Its seldom that I have to ask or remind my kids to help out or do chores, as they WILL normally help (they are 3 and 2, this will probably change!) but the bottom line is that they are expected to help.

The SN point is a really good one too. One huge plus of HEing for my (NT) kids is that they meet a lot of kids with SN, and those kids normally actually HAVE the support they need. But so do ALL the kids there, to have one or two parents with you is hardly unusual, there is generally a high adult-child ratio with a lot of interaction. So kids with SN aren't anything different at all. If there is something getting in their way of participating, that is sorted out, as with any other child. So SN is not something seperate, its just on the spectrum of everyone having differing needds.

I am NOT making much sense but I hope you know what I mean.

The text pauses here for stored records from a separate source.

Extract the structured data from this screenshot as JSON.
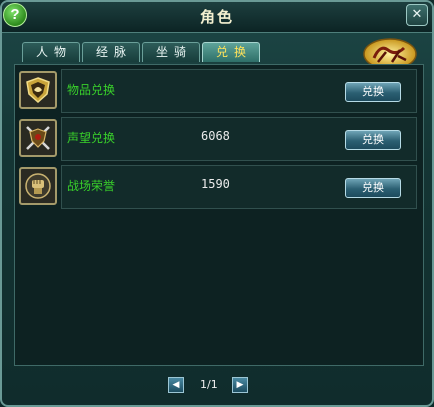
{
  "window": {
    "title": "角色"
  },
  "tabs": [
    {
      "label": "人物"
    },
    {
      "label": "经脉"
    },
    {
      "label": "坐骑"
    },
    {
      "label": "兑换",
      "active": true
    }
  ],
  "logo_icon": "battle-emblem-icon",
  "rows": [
    {
      "label": "物品兑换",
      "value": "",
      "button": "兑换",
      "icon": "item-shield-icon"
    },
    {
      "label": "声望兑换",
      "value": "6068",
      "button": "兑换",
      "icon": "crossed-swords-shield-icon"
    },
    {
      "label": "战场荣誉",
      "value": "1590",
      "button": "兑换",
      "icon": "fist-medal-icon"
    }
  ],
  "pager": {
    "text": "1/1"
  },
  "colors": {
    "label_green": "#39d12a",
    "active_tab_text": "#ffe35a"
  }
}
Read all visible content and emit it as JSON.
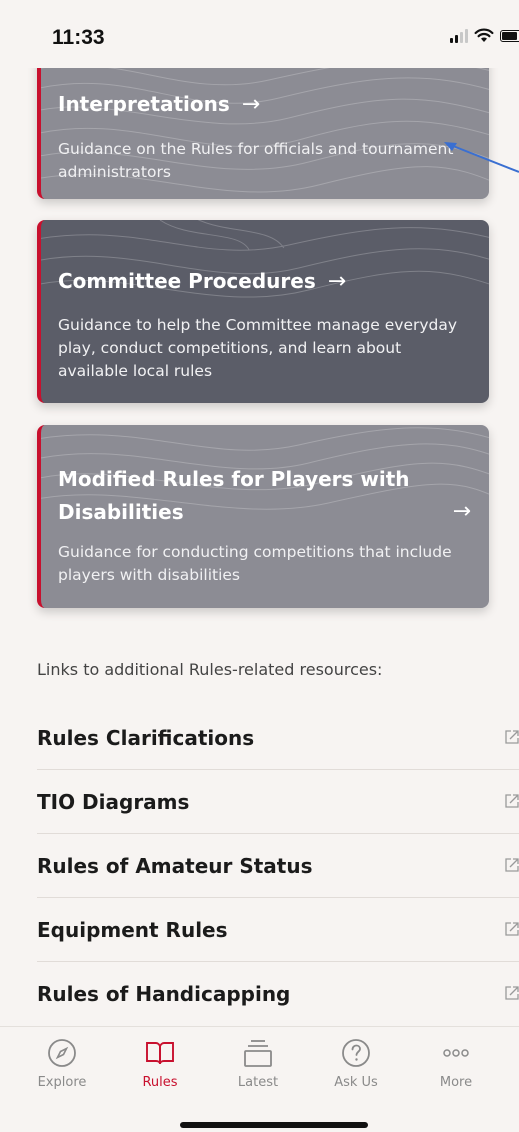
{
  "status": {
    "time": "11:33"
  },
  "cards": [
    {
      "title": "Interpretations",
      "arrow": "→",
      "desc": "Guidance on the Rules for officials and tournament administrators"
    },
    {
      "title": "Committee Procedures",
      "arrow": "→",
      "desc": "Guidance to help the Committee manage everyday play, conduct competitions, and learn about available local rules"
    },
    {
      "title_line1": "Modified Rules for Players with",
      "title_line2": "Disabilities",
      "arrow": "→",
      "desc": "Guidance for conducting competitions that include players with disabilities"
    }
  ],
  "links": {
    "heading": "Links to additional Rules-related resources:",
    "items": [
      {
        "label": "Rules Clarifications"
      },
      {
        "label": "TIO Diagrams"
      },
      {
        "label": "Rules of Amateur Status"
      },
      {
        "label": "Equipment Rules"
      },
      {
        "label": "Rules of Handicapping"
      }
    ]
  },
  "tabs": [
    {
      "label": "Explore",
      "icon": "compass-icon"
    },
    {
      "label": "Rules",
      "icon": "book-icon",
      "active": true
    },
    {
      "label": "Latest",
      "icon": "stack-icon"
    },
    {
      "label": "Ask Us",
      "icon": "question-icon"
    },
    {
      "label": "More",
      "icon": "more-dots-icon"
    }
  ],
  "colors": {
    "accent": "#c8102e",
    "card_light": "#8c8c94",
    "card_dark": "#5b5d68",
    "annotation": "#3a6fd1"
  }
}
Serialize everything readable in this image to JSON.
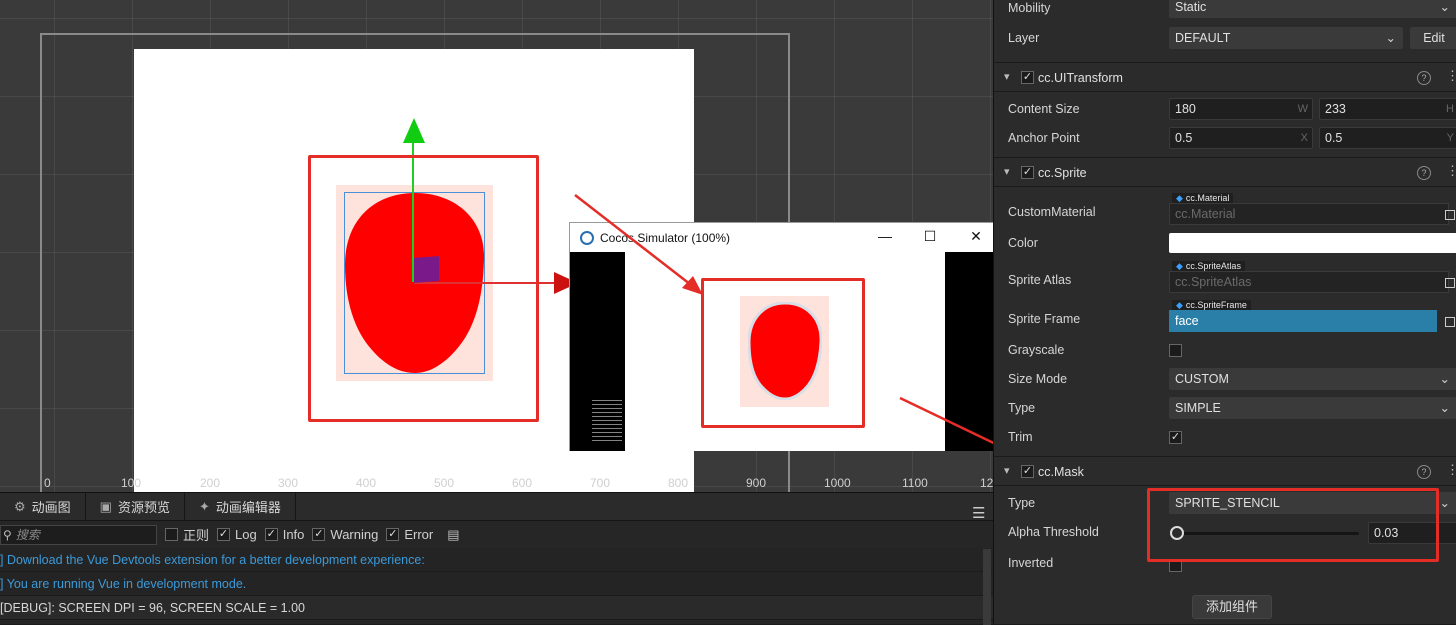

singingmum · 11/07/2007 14:39

Absoulutely agree that dc's must help with housework when you HE.It's Home economics(at least thats what I tell my dc's so they have to help)
We have a rota for jobs and on each day everyone has to do their chores or it doesn't get done.Although I have most chores even my dp who works has some and that makes the home run relatively smoothly,although can get odd hiccup.Cleaning,cooking etc. are all skills needed to live so why not teach them young.Also dc's do need some structure(although not constantly)and need some boundaries but with explanations not just because I said so,again hiccup happen and we all get those days(normally about ooohhh,once a month).We all do.

OP posts:
singingmum · 11/07/2007 14:45

Sorry about spelling,had lea rep here this morning and am full of what dc's have done for last few months.Head is swimming.Thank goodness she's really nice.